An NWT minister issued a public apology on Friday after the territory’s licensed childcare providers were left waiting for promised funding to appear in their bank accounts.
Funds set to be transferred at the start of the fiscal year, April 1, didn’t reach some providers until April 3 or later, an industry representative said this week.
Patricia Davison, of the NWT Early Childhood Association, said the territorial government’s failure to accurately communicate when the money would arrive had jeopardized some providers’ financial stability and damaged relations.
Cabin Talks podcast: Why NWT childcare providers are anxious
“The department’s trying really hard, but the way it’s being communicated is causing people to not trust them and creating anxiety,” Davison said.
Operators depend on prompt arrival of funds to pay bills and buy supplies for their programs, she added, “so even a couple of days” can cause significant cashflow problems.
Education minister Caitlin Cleveland issued an apology to providers, telling Cabin Radio: “I’m very sorry for how the week went.”
“The buck stops with me. I want to start off by offering a very heartfelt apology to providers, because in the territory we are very reliant on them,” the minister said.
Monday, April 1 was not a business day as it formed part of the Easter holiday. As a result, Cleveland said, payments went out on April 2, but some transfers were delayed as they passed through banking systems before reaching providers.
“It’s incredibly frustrating that that’s how it went down,” she said, promising she would work to ensure no such delay occurs in future.
“People are waiting on paycheques to pay mortgages, to pay insurance, to pay for vehicle payments that they use to take care of our children and to take care of their own families,” the minister said.
“They rely on the certainty of getting paid when they expect to get paid, because they set up their whole lives around that to make sure they’re paying people on time as well.
“I’m working with the department to make sure this doesn’t happen again.”
‘They didn’t have to rush it’
Childcare providers in the NWT are operating on shifting ground.
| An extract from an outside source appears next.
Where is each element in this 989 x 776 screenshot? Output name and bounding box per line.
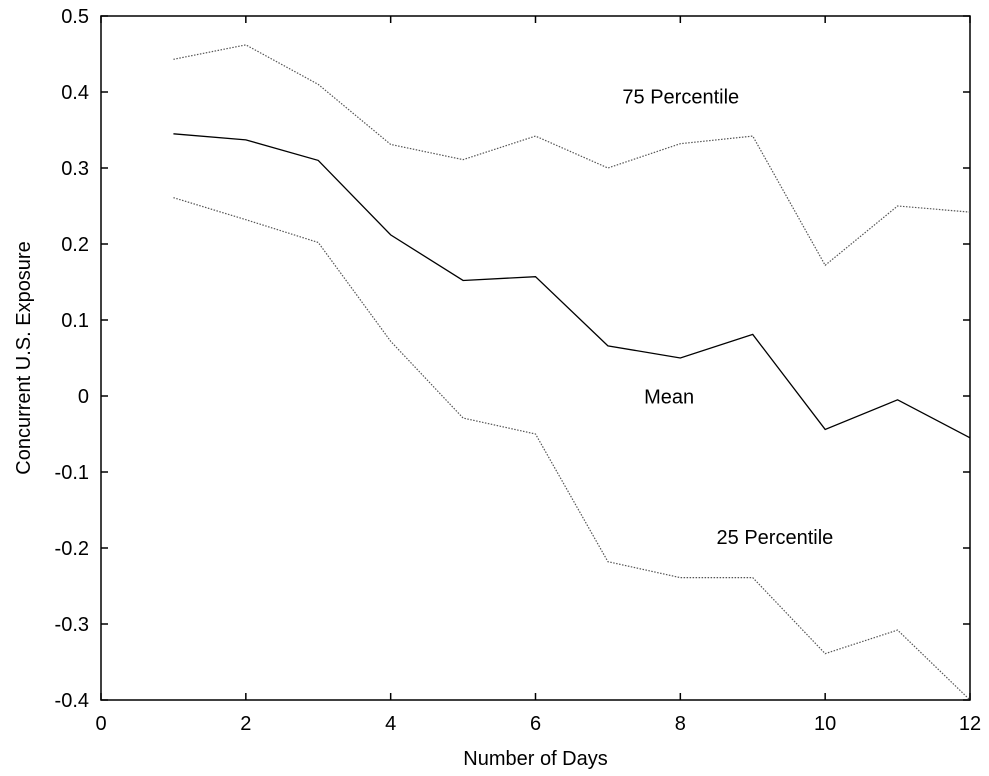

Year after year, the bones of the industry are changing to keep pace with a federally mandated push toward $10-a-day childcare.
That effort to drive down fees is welcomed by many families who struggle to meet the northern cost of living, but it comes with significant changes under the hood that providers must understand and accommodate.
For example, charging lower fees to families means an increased reliance on millions of dollars in government subsidies to make those fees economically viable for providers. When government payments don’t arrive on time, the system can break down.
Meanwhile, other changes like wage grids are being introduced to try to ensure people are fairly and consistently paid across the industry, even as fees come down. Operators will soon have to fill out reports that document how their staff fit within the new wage grids, but Davison told Cabin Radio nobody has yet seen any of the relevant forms to know how that will work.
She says that’s one example of an upheaval that’s happening too quickly and is all too easily derailed.
“They didn’t have to rush it,” Davison said.
“The GNWT is trying to create something the federal government has promised, and I don’t think they have enough tools and resources to do that in a timely, non-anxiety-creating manner.”
“The speed at which we’re going? It absolutely is part of the problem,” Cleveland acknowledged.
“We’re making huge, drastic changes to an entire sector in a very short time period, right off the bat. If you look at lessons learned from other parts of the country, one of the things that is often said is: ‘Work on your capacity first, work on paying people, work on increasing spaces first.’ And that wasn’t an option.”
Referring to the federal agreement – originally worth $51 million to the NWT between 2021 and 2026 – Cleveland said: “The direction right off the bat, as part of the agreement, was getting dollars into families’ pockets. And so it’s this balance of making sure we’re making childcare affordable, but that we’re supporting the sector as we’re doing it.
“It is a tall order in the Northwest Territories to try to do everything at the same time … and so there are certainly growing pains.”
Cleveland said she will focus on “keeping lines of communication open” with providers, thanking them for feedback received about the past week’s funding delay.
At the same time, having watched her department become the subject of memes about the delay, Cleveland defended the departmental coordinators implementing the changes.
“They themselves are parents and want to see this sector flourish,” she said.
“We live in a unique part of the world where we all see one another at the grocery store, we all see one another on street corners. It’s important that we can work together to make this work, especially if we’re going to create a sustainable sector and grow these spaces together.”